HB1094: Health insurance; mandated benefits for colorectal cancer screening.

Offered January 13, 2010
Prefiled January 13, 2010
A BILL to amend and reenact § 38.2-3418.7:1 of the Code of Virginia, relating to coverage for colorectal cancer screening.
Patron-- Sickles

Referred to Committee on Commerce and Labor

Be it enacted by the General Assembly of Virginia:

1.  That § 38.2-3418.7:1 of the Code of Virginia is amended and reenacted as follows:

§ 38.2-3418.7:1. Coverage for colorectal cancer screening.

A. Notwithstanding the provisions of § 38.2-3419, each insurer proposing to issue individual or group accident and sickness insurance policies providing hospital, medical and surgical or major medical coverage on an expense-incurred basis; each corporation providing individual or group accident and sickness subscription contracts; and each health maintenance organization providing a health care plan for health care services shall provide coverage for colorectal cancer screening under any such policy, contract or plan delivered, issued for delivery or renewed in this Commonwealth, on and after July 1, 2000.

B. Coverage for colorectal cancer screening, specifically screening with an annual fecal occult blood test, flexible sigmoidoscopy or colonoscopy, or in appropriate circumstances radiologic imaging, shall be provided in accordance with the most recently published recommendations established by the American College of Gastroenterology, in consultation with the American Cancer Society, for the ages, family histories, and frequencies referenced in such recommendations.
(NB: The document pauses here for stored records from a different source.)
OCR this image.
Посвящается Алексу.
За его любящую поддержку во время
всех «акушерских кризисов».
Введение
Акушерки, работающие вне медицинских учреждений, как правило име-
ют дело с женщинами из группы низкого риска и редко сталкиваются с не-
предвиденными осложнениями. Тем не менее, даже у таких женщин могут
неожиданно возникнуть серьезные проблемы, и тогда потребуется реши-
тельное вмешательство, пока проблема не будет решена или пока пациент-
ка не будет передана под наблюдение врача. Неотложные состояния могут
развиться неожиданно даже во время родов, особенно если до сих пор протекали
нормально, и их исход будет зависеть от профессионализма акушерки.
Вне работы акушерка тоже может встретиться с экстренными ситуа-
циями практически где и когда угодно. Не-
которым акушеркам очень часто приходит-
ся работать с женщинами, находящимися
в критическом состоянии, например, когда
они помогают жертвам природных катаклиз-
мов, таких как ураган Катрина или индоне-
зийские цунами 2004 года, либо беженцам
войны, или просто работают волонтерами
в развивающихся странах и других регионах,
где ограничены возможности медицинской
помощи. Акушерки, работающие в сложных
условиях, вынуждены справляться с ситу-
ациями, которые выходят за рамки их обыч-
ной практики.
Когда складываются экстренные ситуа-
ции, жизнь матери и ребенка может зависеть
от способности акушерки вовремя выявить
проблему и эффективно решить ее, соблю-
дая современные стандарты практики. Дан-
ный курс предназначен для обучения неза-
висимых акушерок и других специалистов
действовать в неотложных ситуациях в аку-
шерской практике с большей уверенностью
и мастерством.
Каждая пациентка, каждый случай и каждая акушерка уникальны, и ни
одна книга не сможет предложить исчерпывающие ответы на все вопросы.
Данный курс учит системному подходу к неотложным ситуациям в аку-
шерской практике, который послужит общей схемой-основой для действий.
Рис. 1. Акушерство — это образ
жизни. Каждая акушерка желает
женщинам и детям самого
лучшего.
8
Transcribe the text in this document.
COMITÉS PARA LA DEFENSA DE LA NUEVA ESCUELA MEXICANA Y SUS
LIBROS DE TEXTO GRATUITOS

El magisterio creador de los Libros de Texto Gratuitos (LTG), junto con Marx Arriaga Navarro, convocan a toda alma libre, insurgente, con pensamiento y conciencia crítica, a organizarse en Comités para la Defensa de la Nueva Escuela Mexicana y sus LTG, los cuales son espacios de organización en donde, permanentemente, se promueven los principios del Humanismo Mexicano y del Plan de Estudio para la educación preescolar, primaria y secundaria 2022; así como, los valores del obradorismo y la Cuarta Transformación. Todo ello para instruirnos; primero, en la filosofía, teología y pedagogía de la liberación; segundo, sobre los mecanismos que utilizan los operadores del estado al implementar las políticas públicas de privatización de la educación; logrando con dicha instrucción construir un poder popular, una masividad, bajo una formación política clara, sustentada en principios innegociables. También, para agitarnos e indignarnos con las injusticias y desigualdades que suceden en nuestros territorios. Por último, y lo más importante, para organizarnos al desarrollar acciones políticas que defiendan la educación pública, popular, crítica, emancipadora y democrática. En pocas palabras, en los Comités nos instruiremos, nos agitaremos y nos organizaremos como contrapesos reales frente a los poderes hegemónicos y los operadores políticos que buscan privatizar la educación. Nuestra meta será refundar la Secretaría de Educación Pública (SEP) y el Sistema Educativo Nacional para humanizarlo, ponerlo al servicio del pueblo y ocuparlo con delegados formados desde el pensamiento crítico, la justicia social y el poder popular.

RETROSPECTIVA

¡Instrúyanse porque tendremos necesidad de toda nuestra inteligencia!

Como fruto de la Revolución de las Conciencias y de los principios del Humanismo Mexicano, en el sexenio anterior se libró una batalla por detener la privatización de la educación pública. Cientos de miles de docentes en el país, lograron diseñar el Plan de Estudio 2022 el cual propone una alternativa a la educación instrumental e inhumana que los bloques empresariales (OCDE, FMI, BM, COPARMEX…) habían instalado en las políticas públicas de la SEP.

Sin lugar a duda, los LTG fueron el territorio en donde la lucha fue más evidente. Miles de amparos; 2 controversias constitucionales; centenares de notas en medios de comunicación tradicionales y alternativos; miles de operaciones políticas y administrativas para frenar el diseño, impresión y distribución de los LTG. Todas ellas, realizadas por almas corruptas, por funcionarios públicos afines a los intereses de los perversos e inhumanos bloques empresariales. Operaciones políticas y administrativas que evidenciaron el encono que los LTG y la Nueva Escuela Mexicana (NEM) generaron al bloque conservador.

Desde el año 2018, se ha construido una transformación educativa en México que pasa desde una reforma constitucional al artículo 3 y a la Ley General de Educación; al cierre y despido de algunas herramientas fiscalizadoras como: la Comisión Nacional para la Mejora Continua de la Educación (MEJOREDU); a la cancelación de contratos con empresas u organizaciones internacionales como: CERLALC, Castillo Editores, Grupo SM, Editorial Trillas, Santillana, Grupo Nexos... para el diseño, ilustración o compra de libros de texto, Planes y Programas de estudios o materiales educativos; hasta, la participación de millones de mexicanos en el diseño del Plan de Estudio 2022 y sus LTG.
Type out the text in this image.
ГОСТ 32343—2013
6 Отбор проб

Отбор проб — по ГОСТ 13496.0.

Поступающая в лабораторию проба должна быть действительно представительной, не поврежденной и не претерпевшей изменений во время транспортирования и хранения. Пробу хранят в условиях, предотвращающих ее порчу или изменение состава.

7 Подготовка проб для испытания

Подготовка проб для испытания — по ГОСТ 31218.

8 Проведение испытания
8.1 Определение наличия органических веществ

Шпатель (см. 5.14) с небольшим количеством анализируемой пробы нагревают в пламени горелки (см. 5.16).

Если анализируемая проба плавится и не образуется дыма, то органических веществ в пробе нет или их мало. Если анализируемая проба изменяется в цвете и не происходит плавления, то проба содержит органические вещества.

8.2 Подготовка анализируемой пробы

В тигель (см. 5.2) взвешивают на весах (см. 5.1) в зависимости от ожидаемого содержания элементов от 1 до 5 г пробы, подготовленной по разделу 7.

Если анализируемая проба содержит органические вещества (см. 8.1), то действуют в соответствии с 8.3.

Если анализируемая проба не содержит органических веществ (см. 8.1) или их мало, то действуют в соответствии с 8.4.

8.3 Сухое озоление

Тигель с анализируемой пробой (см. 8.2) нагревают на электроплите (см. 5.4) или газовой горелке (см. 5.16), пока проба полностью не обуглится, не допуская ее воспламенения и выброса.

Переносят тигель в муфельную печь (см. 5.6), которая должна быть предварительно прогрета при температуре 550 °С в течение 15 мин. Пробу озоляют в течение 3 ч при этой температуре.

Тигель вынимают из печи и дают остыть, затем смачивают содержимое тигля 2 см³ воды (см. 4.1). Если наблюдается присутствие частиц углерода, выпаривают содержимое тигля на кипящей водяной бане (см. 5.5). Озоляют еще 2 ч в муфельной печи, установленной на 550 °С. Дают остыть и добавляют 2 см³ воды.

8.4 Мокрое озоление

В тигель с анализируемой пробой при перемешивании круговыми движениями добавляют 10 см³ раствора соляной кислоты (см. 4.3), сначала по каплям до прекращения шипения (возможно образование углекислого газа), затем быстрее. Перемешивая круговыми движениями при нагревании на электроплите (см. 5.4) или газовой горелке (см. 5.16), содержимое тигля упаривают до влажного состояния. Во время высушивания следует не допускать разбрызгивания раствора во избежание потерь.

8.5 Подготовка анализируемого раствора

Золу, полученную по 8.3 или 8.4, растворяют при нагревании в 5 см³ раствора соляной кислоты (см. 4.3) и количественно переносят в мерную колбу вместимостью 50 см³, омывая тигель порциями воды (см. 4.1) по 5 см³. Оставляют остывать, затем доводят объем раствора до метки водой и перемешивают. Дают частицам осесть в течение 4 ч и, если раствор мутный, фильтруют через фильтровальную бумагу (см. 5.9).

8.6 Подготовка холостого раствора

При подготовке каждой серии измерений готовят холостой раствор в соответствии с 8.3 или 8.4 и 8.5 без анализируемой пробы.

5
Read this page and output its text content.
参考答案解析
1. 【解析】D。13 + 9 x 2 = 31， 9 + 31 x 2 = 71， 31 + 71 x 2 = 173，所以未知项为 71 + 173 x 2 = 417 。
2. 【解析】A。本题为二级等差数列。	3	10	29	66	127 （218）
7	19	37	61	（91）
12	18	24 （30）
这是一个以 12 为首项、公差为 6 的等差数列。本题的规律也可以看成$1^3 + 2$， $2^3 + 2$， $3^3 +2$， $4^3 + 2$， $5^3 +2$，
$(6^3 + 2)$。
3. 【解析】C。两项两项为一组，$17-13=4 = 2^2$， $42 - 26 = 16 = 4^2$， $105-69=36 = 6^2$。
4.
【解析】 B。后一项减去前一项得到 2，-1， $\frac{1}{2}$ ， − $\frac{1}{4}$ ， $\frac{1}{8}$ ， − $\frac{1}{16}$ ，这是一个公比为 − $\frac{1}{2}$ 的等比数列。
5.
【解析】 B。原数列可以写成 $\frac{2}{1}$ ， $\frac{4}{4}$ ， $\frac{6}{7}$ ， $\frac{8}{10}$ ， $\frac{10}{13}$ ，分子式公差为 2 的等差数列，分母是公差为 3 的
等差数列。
C. Any diagnostic or surgical procedure performed in conjunction with and at the time of a colorectal cancer screening, as provided for in subsection B, that involves the removal or collection of cells, tissue, or polyps for diagnostic or curative purposes shall not require the payment of a separate copayment, coinsurance, or deductible from that of the initial colorectal cancer screening.

D. The coverage provided under this section shall not be more restrictive than or separate from coverage provided for any other illness, condition or disorder for purposes of determining deductibles, benefit year or lifetime durational limits, benefit year or lifetime dollar limits, lifetime episodes or treatment limits, copayment and coinsurance factors, and benefit year maximum for deductibles and copayments and coinsurance factors.

E. The provisions of this section shall not apply to (i) short-term travel, accident only, limited or specified disease policies, other than cancer policies, (ii) short-term nonrenewable policies of not more than six months duration, or (iii) policies or contracts designed for issuance to persons eligible for coverage under Title XVIII of the Social Security Act, known as Medicare, or any other similar coverage under state or federal governmental plans.